|Título||Living in a Fluctuating Environment Increases Tolerance to Marine Heatwaves in the Free-Living Coralline Alga Phymatolithon lusitanicum|
|Publication Type||Journal Article|
|Authors||Schubert, N, Santos, R, Silva, J|
|Year of Publication||2021|
|Journal||Frontiers in Marine Science|
|Type of Article||Research Article|
Recently, increased attention is being paid to the importance of environmental history in species’ responses to climate-change related stressors, as more variable and heterogeneous environments are expected to select for higher levels of plasticity in species tolerance traits, compared to stable conditions. For example, organisms inhabiting environments with highly fluctuating thermal regimes might be less susceptible to the increasing frequency and intensity of marine heatwaves (MHWs). In this study, we assessed the metabolic and calcification responses of the rhodolith-bed forming Phymatolithon lusitanicum, from a coastal region that is strongly influenced by frequent changes between upwelling and downwelling conditions, to a simulated MHW scenario, with and without prior exposure to a moderate thermal stress.
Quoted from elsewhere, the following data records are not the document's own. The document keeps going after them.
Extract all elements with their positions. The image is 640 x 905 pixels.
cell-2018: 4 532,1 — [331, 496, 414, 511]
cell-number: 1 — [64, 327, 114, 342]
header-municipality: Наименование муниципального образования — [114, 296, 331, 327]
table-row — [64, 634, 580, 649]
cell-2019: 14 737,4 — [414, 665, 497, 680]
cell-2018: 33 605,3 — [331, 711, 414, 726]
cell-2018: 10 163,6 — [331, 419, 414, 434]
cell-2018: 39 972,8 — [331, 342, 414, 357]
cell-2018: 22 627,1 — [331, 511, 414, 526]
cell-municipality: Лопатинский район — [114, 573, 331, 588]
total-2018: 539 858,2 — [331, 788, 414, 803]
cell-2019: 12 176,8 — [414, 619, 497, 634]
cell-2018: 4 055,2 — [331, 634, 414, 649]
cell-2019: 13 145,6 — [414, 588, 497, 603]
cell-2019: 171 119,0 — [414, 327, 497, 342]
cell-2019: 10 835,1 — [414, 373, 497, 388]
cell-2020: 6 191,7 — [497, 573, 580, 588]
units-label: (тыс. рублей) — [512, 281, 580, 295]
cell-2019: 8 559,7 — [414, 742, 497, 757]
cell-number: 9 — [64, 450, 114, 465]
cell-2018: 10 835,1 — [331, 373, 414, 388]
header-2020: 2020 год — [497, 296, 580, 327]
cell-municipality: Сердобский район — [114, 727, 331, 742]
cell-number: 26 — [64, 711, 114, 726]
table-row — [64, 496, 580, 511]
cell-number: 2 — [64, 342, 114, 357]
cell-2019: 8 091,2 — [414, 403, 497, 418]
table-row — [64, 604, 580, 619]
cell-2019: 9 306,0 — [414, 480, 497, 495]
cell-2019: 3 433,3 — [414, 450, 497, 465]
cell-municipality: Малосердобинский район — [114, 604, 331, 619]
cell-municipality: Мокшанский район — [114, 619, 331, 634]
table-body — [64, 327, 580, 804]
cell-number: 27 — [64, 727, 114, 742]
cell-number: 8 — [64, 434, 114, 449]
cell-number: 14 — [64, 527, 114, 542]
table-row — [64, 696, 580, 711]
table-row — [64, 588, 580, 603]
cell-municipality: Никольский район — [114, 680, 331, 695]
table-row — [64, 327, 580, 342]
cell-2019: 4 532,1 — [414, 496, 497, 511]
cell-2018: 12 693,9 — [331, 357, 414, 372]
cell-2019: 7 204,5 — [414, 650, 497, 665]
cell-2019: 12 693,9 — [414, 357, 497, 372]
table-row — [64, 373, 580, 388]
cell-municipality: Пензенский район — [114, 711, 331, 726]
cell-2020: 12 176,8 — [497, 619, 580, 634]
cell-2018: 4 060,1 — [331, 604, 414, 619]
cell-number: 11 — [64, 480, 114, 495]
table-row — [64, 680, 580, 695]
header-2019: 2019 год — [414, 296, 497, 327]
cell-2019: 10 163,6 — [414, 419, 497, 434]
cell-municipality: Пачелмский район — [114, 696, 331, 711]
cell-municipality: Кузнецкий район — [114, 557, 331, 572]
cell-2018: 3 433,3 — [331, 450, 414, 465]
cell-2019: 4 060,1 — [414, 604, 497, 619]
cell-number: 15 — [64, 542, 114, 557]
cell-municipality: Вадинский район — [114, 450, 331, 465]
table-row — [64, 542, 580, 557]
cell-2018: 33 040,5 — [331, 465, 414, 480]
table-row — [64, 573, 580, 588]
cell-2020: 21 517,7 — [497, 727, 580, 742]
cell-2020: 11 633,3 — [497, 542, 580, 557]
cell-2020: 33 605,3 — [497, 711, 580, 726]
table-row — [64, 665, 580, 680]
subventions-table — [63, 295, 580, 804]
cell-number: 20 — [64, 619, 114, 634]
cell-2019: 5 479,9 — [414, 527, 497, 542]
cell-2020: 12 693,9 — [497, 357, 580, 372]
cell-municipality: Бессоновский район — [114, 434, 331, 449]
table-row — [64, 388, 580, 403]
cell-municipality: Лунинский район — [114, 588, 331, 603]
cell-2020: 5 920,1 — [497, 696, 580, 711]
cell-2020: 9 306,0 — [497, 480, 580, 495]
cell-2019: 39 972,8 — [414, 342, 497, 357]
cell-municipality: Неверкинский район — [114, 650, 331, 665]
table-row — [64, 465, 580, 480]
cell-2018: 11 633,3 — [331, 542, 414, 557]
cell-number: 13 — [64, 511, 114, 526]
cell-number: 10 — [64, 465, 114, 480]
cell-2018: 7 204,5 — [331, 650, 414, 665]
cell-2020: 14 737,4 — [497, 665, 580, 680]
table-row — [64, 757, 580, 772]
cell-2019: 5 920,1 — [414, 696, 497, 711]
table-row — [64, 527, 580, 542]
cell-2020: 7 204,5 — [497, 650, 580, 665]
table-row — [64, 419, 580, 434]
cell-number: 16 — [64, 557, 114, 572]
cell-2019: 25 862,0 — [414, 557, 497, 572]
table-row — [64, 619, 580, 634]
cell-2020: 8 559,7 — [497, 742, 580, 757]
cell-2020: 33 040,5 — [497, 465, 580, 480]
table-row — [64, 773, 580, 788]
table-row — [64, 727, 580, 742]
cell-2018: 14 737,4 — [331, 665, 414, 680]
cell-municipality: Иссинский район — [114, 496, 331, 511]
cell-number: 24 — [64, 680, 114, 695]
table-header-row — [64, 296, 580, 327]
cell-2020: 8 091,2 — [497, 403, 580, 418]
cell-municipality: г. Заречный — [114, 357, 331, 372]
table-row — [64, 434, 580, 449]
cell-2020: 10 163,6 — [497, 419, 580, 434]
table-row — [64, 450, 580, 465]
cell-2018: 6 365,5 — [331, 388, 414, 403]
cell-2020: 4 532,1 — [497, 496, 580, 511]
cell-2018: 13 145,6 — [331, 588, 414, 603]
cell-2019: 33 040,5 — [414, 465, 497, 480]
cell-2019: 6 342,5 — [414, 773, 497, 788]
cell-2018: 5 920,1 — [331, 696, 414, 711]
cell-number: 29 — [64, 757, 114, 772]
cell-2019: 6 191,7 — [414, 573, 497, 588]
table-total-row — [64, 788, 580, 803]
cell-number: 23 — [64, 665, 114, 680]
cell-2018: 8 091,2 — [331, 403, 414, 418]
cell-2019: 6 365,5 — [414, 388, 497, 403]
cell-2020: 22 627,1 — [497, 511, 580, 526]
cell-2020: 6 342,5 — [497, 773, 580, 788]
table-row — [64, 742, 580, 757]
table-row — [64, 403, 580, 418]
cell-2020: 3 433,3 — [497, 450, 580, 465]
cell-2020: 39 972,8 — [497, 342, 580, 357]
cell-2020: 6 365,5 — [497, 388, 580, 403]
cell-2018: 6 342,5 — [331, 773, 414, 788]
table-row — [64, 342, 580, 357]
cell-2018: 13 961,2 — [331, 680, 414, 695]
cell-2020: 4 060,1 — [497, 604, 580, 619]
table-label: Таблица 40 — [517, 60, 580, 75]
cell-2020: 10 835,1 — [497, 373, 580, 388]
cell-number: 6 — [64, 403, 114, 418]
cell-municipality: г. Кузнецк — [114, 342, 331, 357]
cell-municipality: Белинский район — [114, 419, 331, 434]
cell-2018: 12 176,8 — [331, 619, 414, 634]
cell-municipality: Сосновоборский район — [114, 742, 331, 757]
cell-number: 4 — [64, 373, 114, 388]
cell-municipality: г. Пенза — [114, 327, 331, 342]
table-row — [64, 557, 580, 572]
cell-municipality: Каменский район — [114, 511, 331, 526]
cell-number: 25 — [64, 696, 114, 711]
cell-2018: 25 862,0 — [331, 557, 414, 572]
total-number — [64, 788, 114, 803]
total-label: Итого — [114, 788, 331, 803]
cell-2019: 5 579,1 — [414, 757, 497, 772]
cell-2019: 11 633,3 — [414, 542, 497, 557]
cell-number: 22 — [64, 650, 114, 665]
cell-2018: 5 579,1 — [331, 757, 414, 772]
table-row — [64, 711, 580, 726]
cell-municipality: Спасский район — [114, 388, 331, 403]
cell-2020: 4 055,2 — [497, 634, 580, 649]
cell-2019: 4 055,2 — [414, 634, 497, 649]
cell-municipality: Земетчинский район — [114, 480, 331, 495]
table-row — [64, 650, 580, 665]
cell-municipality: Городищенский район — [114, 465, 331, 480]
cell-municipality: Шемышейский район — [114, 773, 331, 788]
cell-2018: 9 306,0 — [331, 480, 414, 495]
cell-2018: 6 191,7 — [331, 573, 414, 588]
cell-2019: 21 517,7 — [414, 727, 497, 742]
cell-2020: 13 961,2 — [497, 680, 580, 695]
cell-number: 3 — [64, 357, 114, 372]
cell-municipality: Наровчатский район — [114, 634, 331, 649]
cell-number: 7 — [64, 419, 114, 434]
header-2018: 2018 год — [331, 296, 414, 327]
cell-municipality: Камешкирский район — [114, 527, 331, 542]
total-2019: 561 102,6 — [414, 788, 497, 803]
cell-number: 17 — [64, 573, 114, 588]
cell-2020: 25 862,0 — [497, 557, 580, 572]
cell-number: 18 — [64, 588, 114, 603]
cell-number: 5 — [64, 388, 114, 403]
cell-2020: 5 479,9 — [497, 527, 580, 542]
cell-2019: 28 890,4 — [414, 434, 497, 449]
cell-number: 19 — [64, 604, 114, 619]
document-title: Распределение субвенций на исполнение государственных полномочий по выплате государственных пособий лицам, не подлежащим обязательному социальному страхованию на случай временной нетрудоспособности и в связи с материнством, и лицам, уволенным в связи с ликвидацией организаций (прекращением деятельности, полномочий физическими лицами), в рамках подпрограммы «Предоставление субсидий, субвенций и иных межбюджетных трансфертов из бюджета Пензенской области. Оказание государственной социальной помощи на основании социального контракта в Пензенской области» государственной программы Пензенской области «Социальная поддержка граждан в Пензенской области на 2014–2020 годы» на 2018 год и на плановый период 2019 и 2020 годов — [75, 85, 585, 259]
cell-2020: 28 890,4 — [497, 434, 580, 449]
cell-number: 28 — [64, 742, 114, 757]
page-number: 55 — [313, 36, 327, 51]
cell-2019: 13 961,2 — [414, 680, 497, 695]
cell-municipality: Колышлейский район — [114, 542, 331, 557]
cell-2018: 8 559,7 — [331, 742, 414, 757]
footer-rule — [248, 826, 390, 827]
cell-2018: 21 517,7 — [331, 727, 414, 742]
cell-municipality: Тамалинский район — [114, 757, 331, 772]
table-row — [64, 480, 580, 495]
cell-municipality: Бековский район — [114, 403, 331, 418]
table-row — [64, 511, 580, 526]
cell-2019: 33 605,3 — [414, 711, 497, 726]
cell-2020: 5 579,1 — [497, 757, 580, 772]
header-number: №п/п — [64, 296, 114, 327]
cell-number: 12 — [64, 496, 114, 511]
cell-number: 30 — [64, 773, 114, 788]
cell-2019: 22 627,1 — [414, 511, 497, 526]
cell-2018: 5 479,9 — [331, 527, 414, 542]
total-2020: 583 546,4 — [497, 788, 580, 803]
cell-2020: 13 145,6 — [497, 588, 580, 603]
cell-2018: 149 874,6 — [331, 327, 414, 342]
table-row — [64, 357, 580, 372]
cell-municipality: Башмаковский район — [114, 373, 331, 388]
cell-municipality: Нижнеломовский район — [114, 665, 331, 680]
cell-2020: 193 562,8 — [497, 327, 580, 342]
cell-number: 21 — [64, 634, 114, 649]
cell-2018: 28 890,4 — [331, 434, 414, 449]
This allowed determining not only the influence of the species’ long-term thermal history on its resilience against MHWs, but also the rhodoliths capacity for short-term thermal stress memory and its importance during posterior MHW-exposure. Our findings indicate that the rhodoliths experienced negative impacts on daily net primary production (DNP) and calcification (DNC) during the MHW. The effect on the former was only temporary at the beginning of the MHW, while DNC was highly impacted, but exhibited a quick recovery after the event, suggesting a high resilience of the species. Furthermore, prior exposure to a moderate temperature increase, such as those occurring frequently in the natural habitat of the species, mitigated the effects of a subsequent MHW on DNP, while promoting a faster recovery of DNC after the event. Thus, our findings (1) support the hypothesis that benthic organisms living in nearshore habitats may benefit from the natural short-term temperature fluctuations in these environments with an increased resistance to MHW impacts and (2) provide first-time evidence for thermally induced stress memory in coralline algae.